The Role of Data Tokenization
What’s missing from all of this is a unifying and risk-neutralizing technology and architecture approach that’s been proven in complex data processing ecosystems — data tokenization. This is effectively a way of replacing the sensitive data elements with replacement data that behaves in a similar fashion in the application or network but has no intrinsic value if lost or compromised. Architecturally, the approach is to tokenize as soon as data is collected, which could be on ingest into a cluster, and only detokenize with tight control by a limited allowable set of processes. This inverts the security model of “Protect everything” to “Protect what is most valuable by neutralizing it.”
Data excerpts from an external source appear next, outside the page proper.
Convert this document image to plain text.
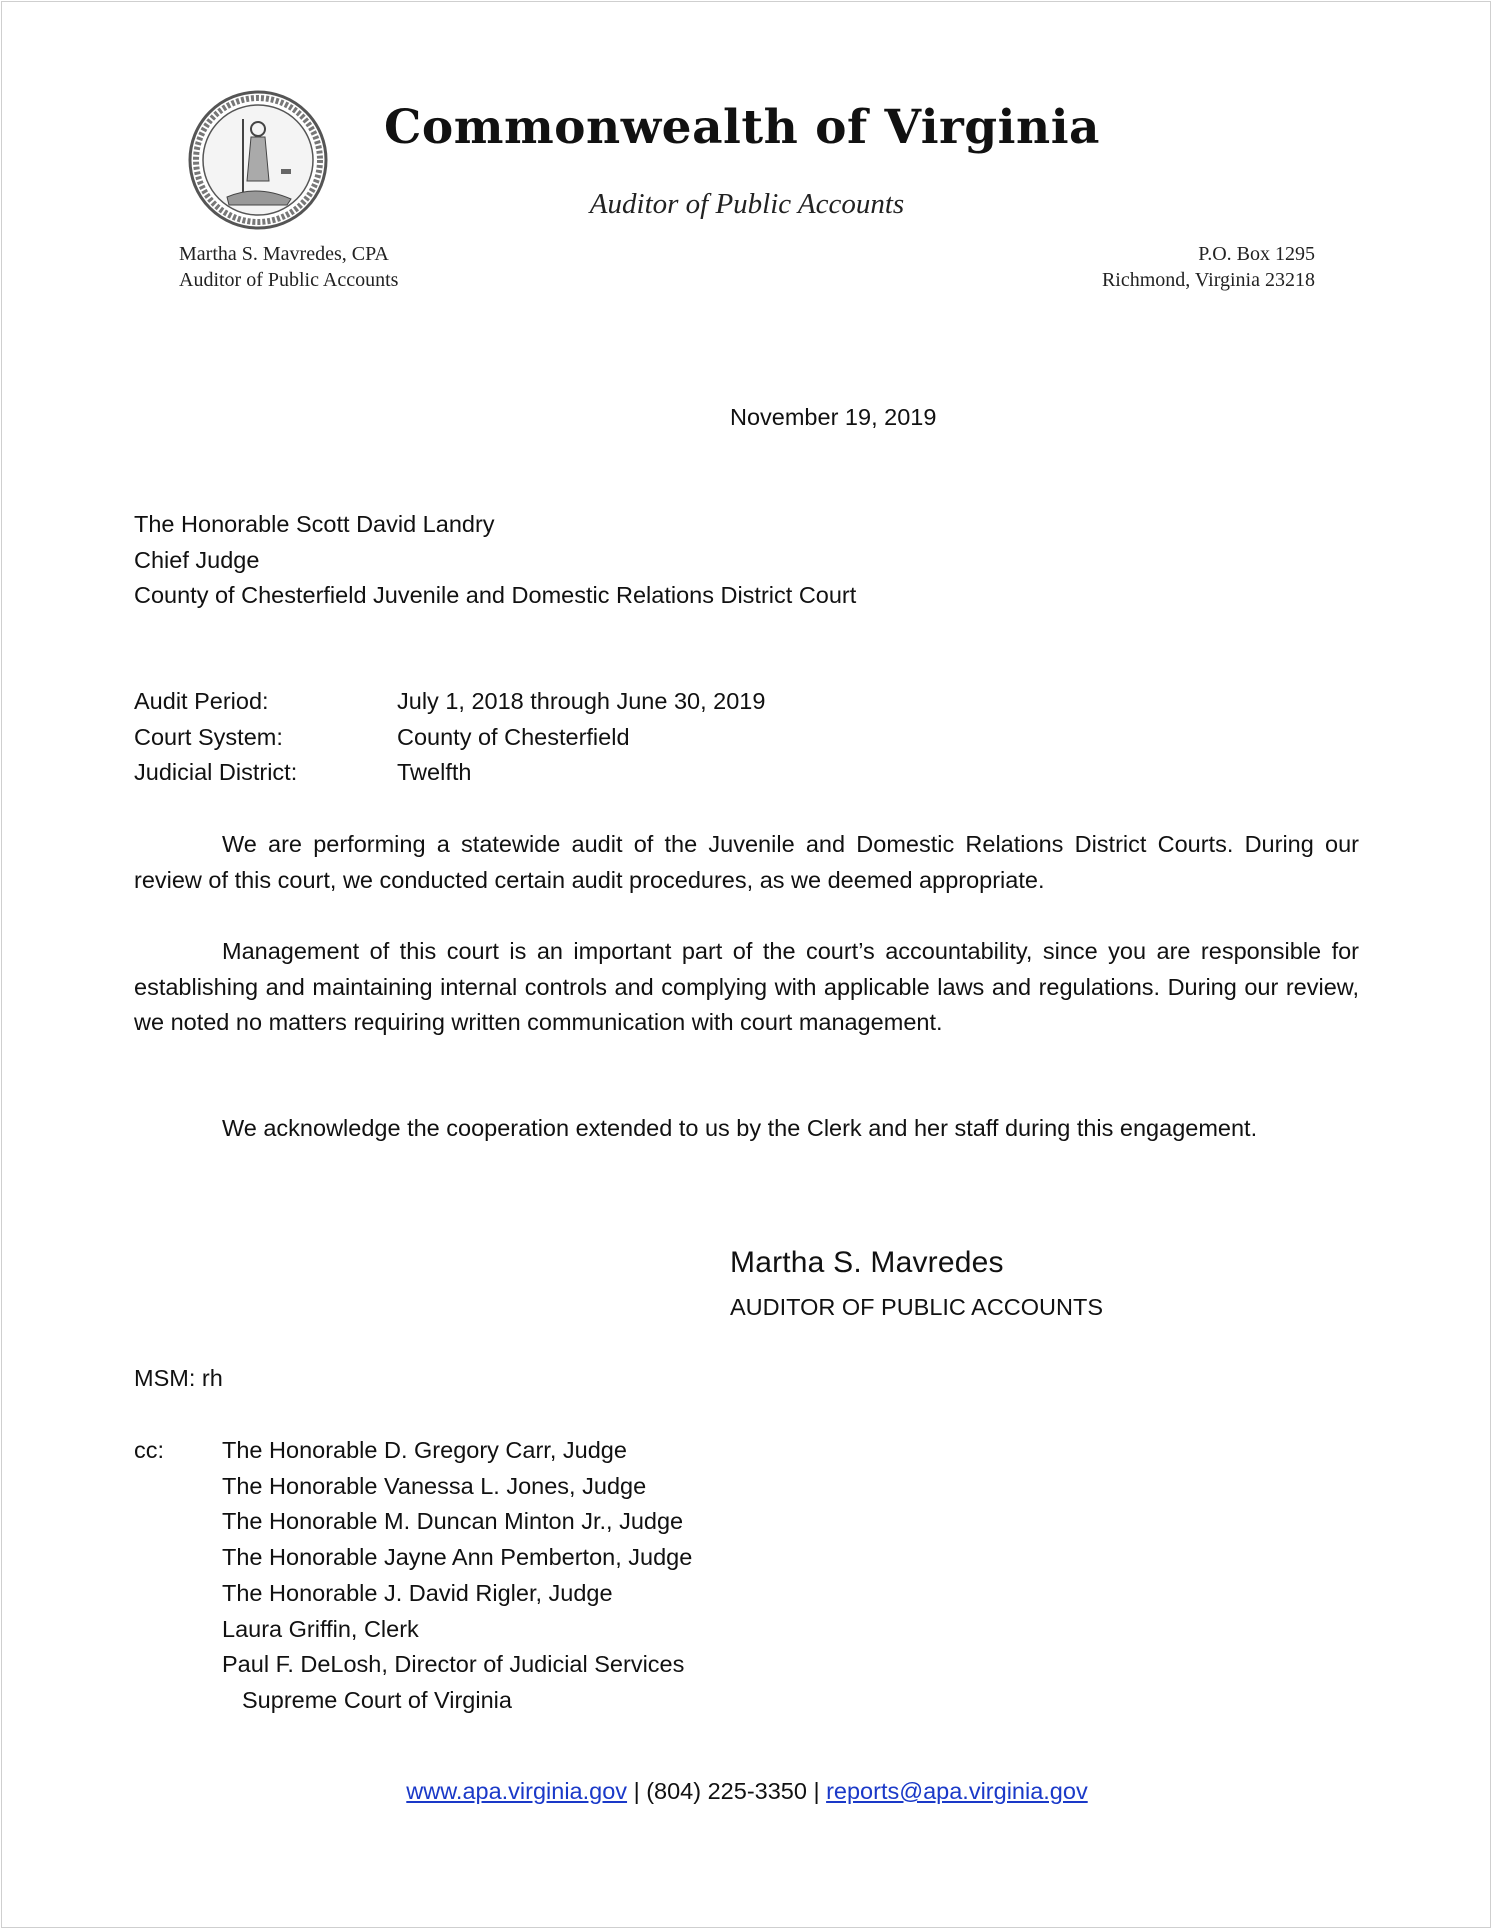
Commonwealth of Virginia
Auditor of Public Accounts
Martha S. Mavredes, CPA
Auditor of Public Accounts
P.O. Box 1295
Richmond, Virginia 23218
November 19, 2019
The Honorable Scott David Landry
Chief Judge
County of Chesterfield Juvenile and Domestic Relations District Court
Audit Period:	July 1, 2018 through June 30, 2019
Court System:	County of Chesterfield
Judicial District:	Twelfth
We are performing a statewide audit of the Juvenile and Domestic Relations District Courts. During our review of this court, we conducted certain audit procedures, as we deemed appropriate.
Management of this court is an important part of the court’s accountability, since you are responsible for establishing and maintaining internal controls and complying with applicable laws and regulations. During our review, we noted no matters requiring written communication with court management.
We acknowledge the cooperation extended to us by the Clerk and her staff during this engagement.
Martha S. Mavredes
AUDITOR OF PUBLIC ACCOUNTS
MSM: rh
cc: The Honorable D. Gregory Carr, Judge
The Honorable Vanessa L. Jones, Judge
The Honorable M. Duncan Minton Jr., Judge
The Honorable Jayne Ann Pemberton, Judge
The Honorable J. David Rigler, Judge
Laura Griffin, Clerk
Paul F. DeLosh, Director of Judicial Services
Supreme Court of Virginia
www.apa.virginia.gov | (804) 225-3350 | reports@apa.virginia.gov
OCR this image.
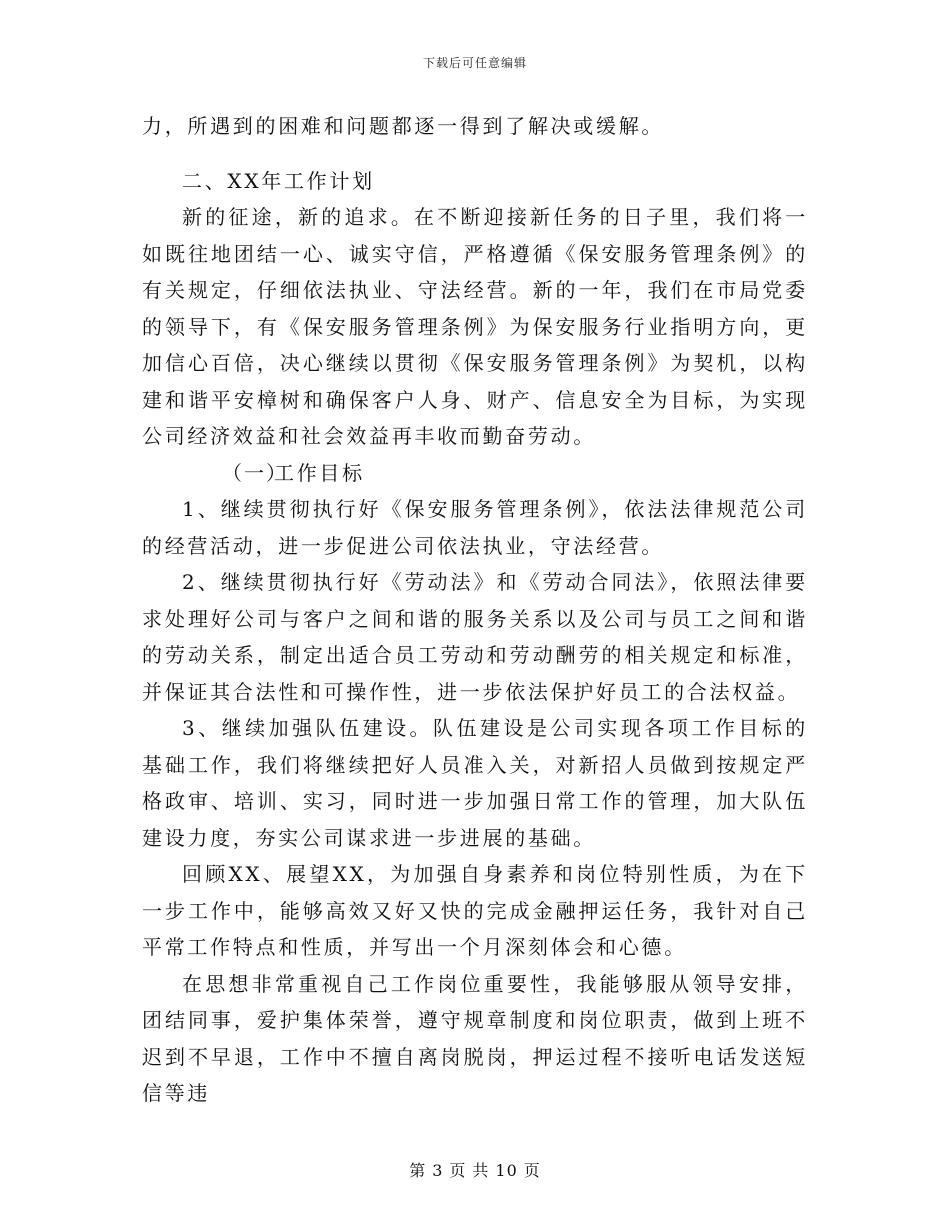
下载后可任意编辑

力，所遇到的困难和问题都逐一得到了解决或缓解。

二、XX年工作计划

新的征途，新的追求。在不断迎接新任务的日子里，我们将一如既往地团结一心、诚实守信，严格遵循《保安服务管理条例》的有关规定，仔细依法执业、守法经营。新的一年，我们在市局党委的领导下，有《保安服务管理条例》为保安服务行业指明方向，更加信心百倍，决心继续以贯彻《保安服务管理条例》为契机，以构建和谐平安樟树和确保客户人身、财产、信息安全为目标，为实现公司经济效益和社会效益再丰收而勤奋劳动。

（一）工作目标

1、继续贯彻执行好《保安服务管理条例》，依法法律规范公司的经营活动，进一步促进公司依法执业，守法经营。

2、继续贯彻执行好《劳动法》和《劳动合同法》，依照法律要求处理好公司与客户之间和谐的服务关系以及公司与员工之间和谐的劳动关系，制定出适合员工劳动和劳动酬劳的相关规定和标准，并保证其合法性和可操作性，进一步依法保护好员工的合法权益。

3、继续加强队伍建设。队伍建设是公司实现各项工作目标的基础工作，我们将继续把好人员准入关，对新招人员做到按规定严格政审、培训、实习，同时进一步加强日常工作的管理，加大队伍建设力度，夯实公司谋求进一步进展的基础。

回顾XX、展望XX，为加强自身素养和岗位特别性质，为在下一步工作中，能够高效又好又快的完成金融押运任务，我针对自己平常工作特点和性质，并写出一个月深刻体会和心德。

在思想非常重视自己工作岗位重要性，我能够服从领导安排，团结同事，爱护集体荣誉，遵守规章制度和岗位职责，做到上班不迟到不早退，工作中不擅自离岗脱岗，押运过程不接听电话发送短信等违

第 3 页 共 10 页
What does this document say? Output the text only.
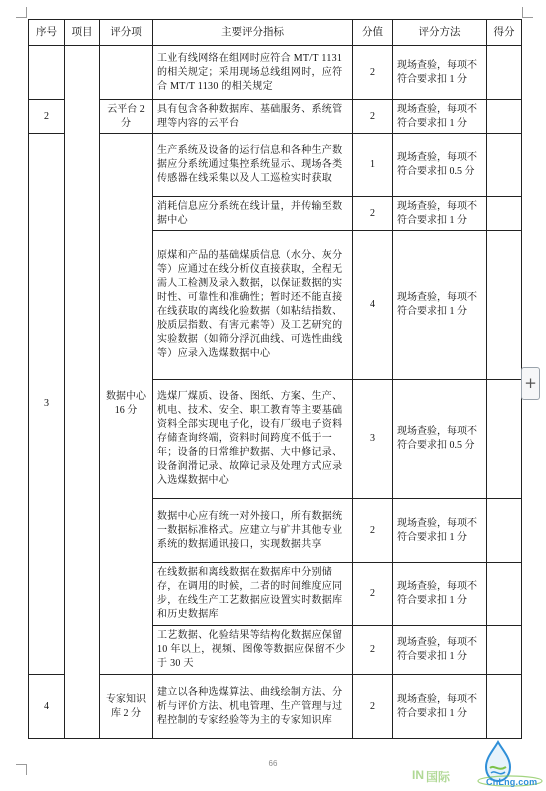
序号	项目	评分项	主要评分指标	分值	评分方法	得分
			工业有线网络在组网时应符合 MT/T 1131 的相关规定；采用现场总线组网时，应符合 MT/T 1130 的相关规定	2	现场查验，每项不符合要求扣 1 分	
2		云平台 2 分	具有包含各种数据库、基础服务、系统管理等内容的云平台	2	现场查验，每项不符合要求扣 1 分	
3		数据中心 16 分	生产系统及设备的运行信息和各种生产数据应分系统通过集控系统显示、现场各类传感器在线采集以及人工巡检实时获取	1	现场查验，每项不符合要求扣 0.5 分	
			消耗信息应分系统在线计量，并传输至数据中心	2	现场查验，每项不符合要求扣 1 分	
			原煤和产品的基础煤质信息（水分、灰分等）应通过在线分析仪直接获取，全程无需人工检测及录入数据，以保证数据的实时性、可靠性和准确性；暂时还不能直接在线获取的离线化验数据（如粘结指数、胶质层指数、有害元素等）及工艺研究的实验数据（如筛分浮沉曲线、可选性曲线等）应录入选煤数据中心	4	现场查验，每项不符合要求扣 1 分	
			选煤厂煤质、设备、图纸、方案、生产、机电、技术、安全、职工教育等主要基础资料全部实现电子化，设有厂级电子资料存储查询终端，资料时间跨度不低于一年；设备的日常维护数据、大中修记录、设备润滑记录、故障记录及处理方式应录入选煤数据中心	3	现场查验，每项不符合要求扣 0.5 分	
			数据中心应有统一对外接口，所有数据统一数据标准格式。应建立与矿井其他专业系统的数据通讯接口，实现数据共享	2	现场查验，每项不符合要求扣 1 分	
			在线数据和离线数据在数据库中分别储存，在调用的时候，二者的时间维度应同步，在线生产工艺数据应设置实时数据库和历史数据库	2	现场查验，每项不符合要求扣 1 分	
			工艺数据、化验结果等结构化数据应保留 10 年以上，视频、图像等数据应保留不少于 30 天	2	现场查验，每项不符合要求扣 1 分	
4		专家知识库 2 分	建立以各种选煤算法、曲线绘制方法、分析与评价方法、机电管理、生产管理与过程控制的专家经验等为主的专家知识库	2	现场查验，每项不符合要求扣 1 分	
+
66
IN 国际	CnLng.com
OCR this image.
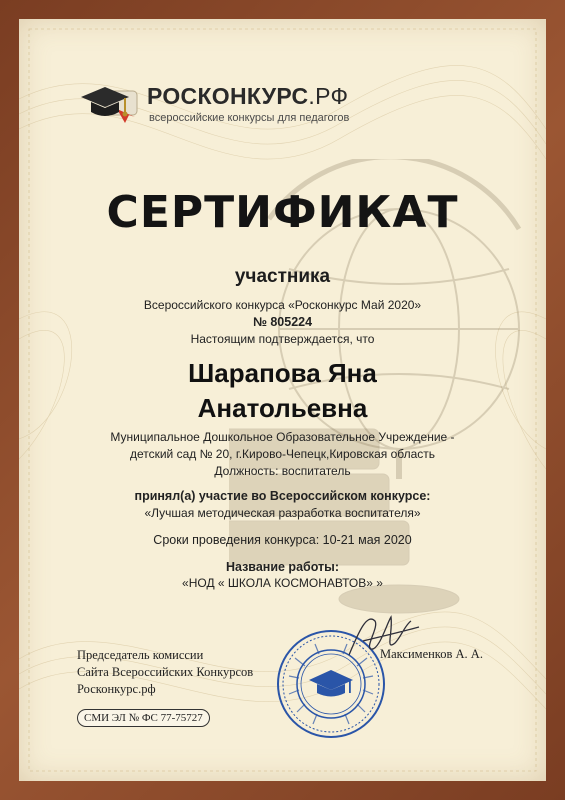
РОСКОНКУРС.РФ
всероссийские конкурсы для педагогов
СЕРТИФИКАТ
участника
Всероссийского конкурса «Росконкурс Май 2020»
№ 805224
Настоящим подтверждается, что
Шарапова Яна
Анатольевна
Муниципальное Дошкольное Образовательное Учреждение -
детский сад № 20, г.Кирово-Чепецк,Кировская область
Должность: воспитатель
принял(а) участие во Всероссийском конкурсе:
«Лучшая методическая разработка воспитателя»
Сроки проведения конкурса: 10-21 мая 2020
Название работы:
«НОД « ШКОЛА КОСМОНАВТОВ» »
Председатель комиссии
Сайта Всероссийских Конкурсов
Росконкурс.рф
Максименков А. А.
СМИ ЭЛ № ФС 77-75727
If we consider the risks above, even with configuration issues or exploits and attacks, when data is tokenized sufficiently then systems can operate in a lower state of trust without the pain felt from making risk tradeoffs over keeping the apps running or opening a window of attack and putting data — and potentially privacy — at risk.
Tokenization has been an evolution unto itself. When it first arrived a decade ago, tokens were created via databases and indexes. That’s fine for a small, low throughput scenario like straightforward payment card data, but today’s AI and machine learning pipelines, ingest feeds, and IoT scale capture put an instant strain on such approaches and render a juicy honeypot with all the sensitive data in it — not a realistic scenario.
Fortunately, modern stateless tokenization based on standards like ANSI X9119-2 can yield powerful container and service compatible tokenization that can be built right in. The upshot is that higher risk technologies that have high benefits, like container and Kubernetes cloud architectures, can be adopted and embraced with full agility without fear of attacks to data or accidental loss. Tokenization is, in effect, the C-suite’s best friend. By building it into the developer’s toolset, powerful data security can be built-in, and a secure digital culture can be fostered from the beginning. Of course, good best practices dictate that in-depth defenses should always be used, but tokenization — when it can scale and snap-in to modern ecosystems — is an essential component of modern digital transformation.